“My house is a squash and a squeeze!”
“Please don’t chat to the bus driver!”
“We can all dance,” he said, “if we find the music that we love…”
These were lines from bedtime stories that were read over and over in my house during the years when my kids were small.
For a bit of fun you can score yourself 10 points for each book you correctly identified! (answers at the bottom of the article)
Love or hate them we know that these stories are an important part of our little ones’ bedtime routine. Although we groan inwardly when they choose the same story we have read every night for the last six weeks, those moments we snuggle down into bed with our children are often some of the most special times of the day (and not only because they signal that shortly they will be fast asleep and we can drink the glass of wine we’ve been promising ourselves all day!)
But, Storytime does not need to end as we say goodbye to picture books. We don’t need to think that when our kids learn to read themselves that our days reading aloud to them need to stop. You only have to remember the good old days of Jackanory to know that even older children appreciate Storytime too.
Every year during December we have chosen to read a Christmassy book together as a family. My kids are now aged 14, 11 and 9 and I think my eldest has less tolerance for this tradition now, but for many years it has been an important part of our festive celebrations. (For recommendations of seasonal books to read in December check out our list at the bottom of the page.)
I also took on the not-so-small undertaking of reading the whole Harry Potter series to my boys a few years ago. I knew that, whilst they were reasonably enthusiastic readers, they lacked the reading stamina to manage to plough through the series under their own steam so we read them together. There were many times I regretted the decision (especially during Harry Potter and the Order of the Phoenix!) and wished that I had just bought the CD boxset and left it in the capable hands of Stephen Fry, but actually most of the time I enjoyed reliving the moments with them and seeing their faces as the plot twisted and turned.

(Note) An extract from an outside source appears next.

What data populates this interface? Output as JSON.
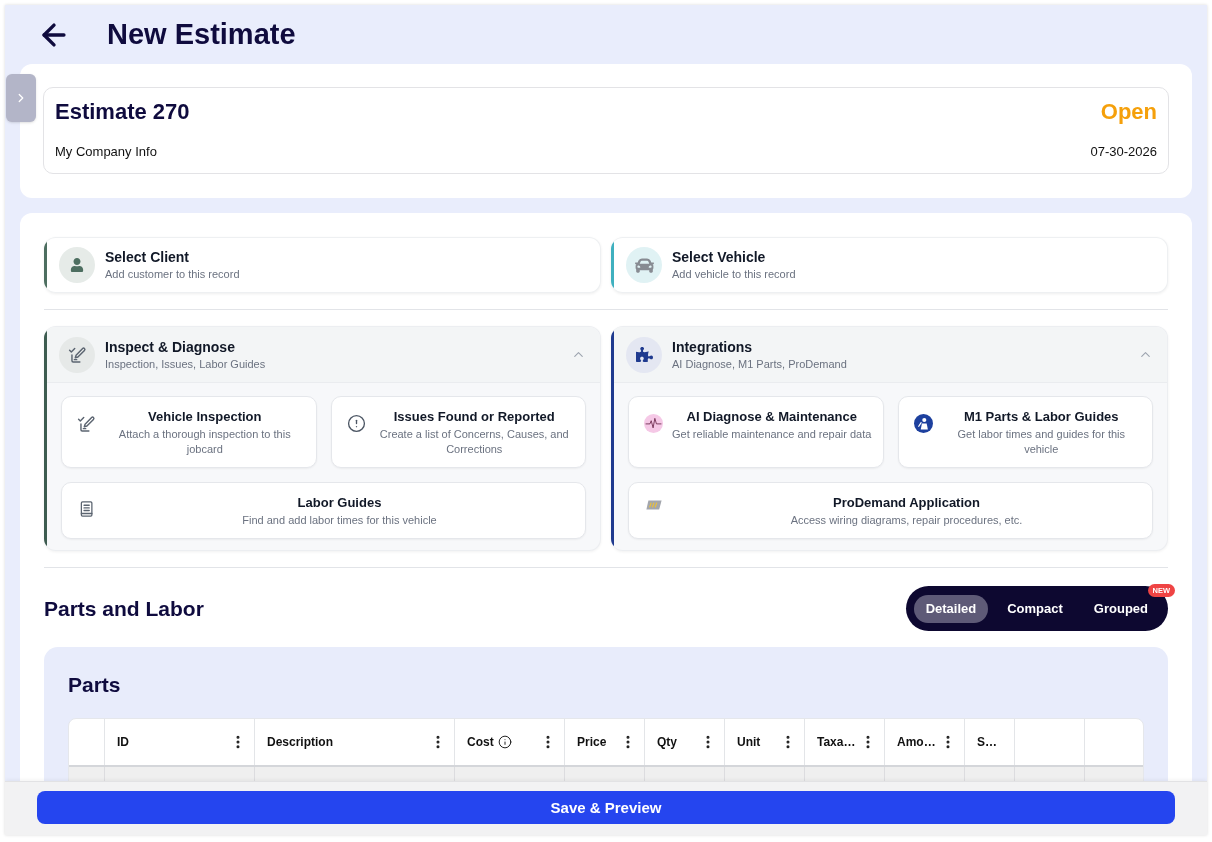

I hope that my kids will remember the stories we read aloud together and I know that I will treasure the memories of those special moments at the end of the day shared with them and a book.
Check out great Christmas stories to read aloud with your children –
A Boy Called Christmas – Matt Haig
The Ice Monster – David Walliams
The Chrismassaurus – Tom Fletcher
The Lion, the Witch and the Wardrobe – C.S. Lewis
The Gruffalo’s Child – Julia Donaldson
And the lines from those books at the top of the article were –
A Squash and a Squeeze – Julia Donaldson
Please Don’t Chat to the Bus Driver – Shen Roddie
Giraffes Can’t Dance – Giles Andreae
Which books do you remember reading over and over again?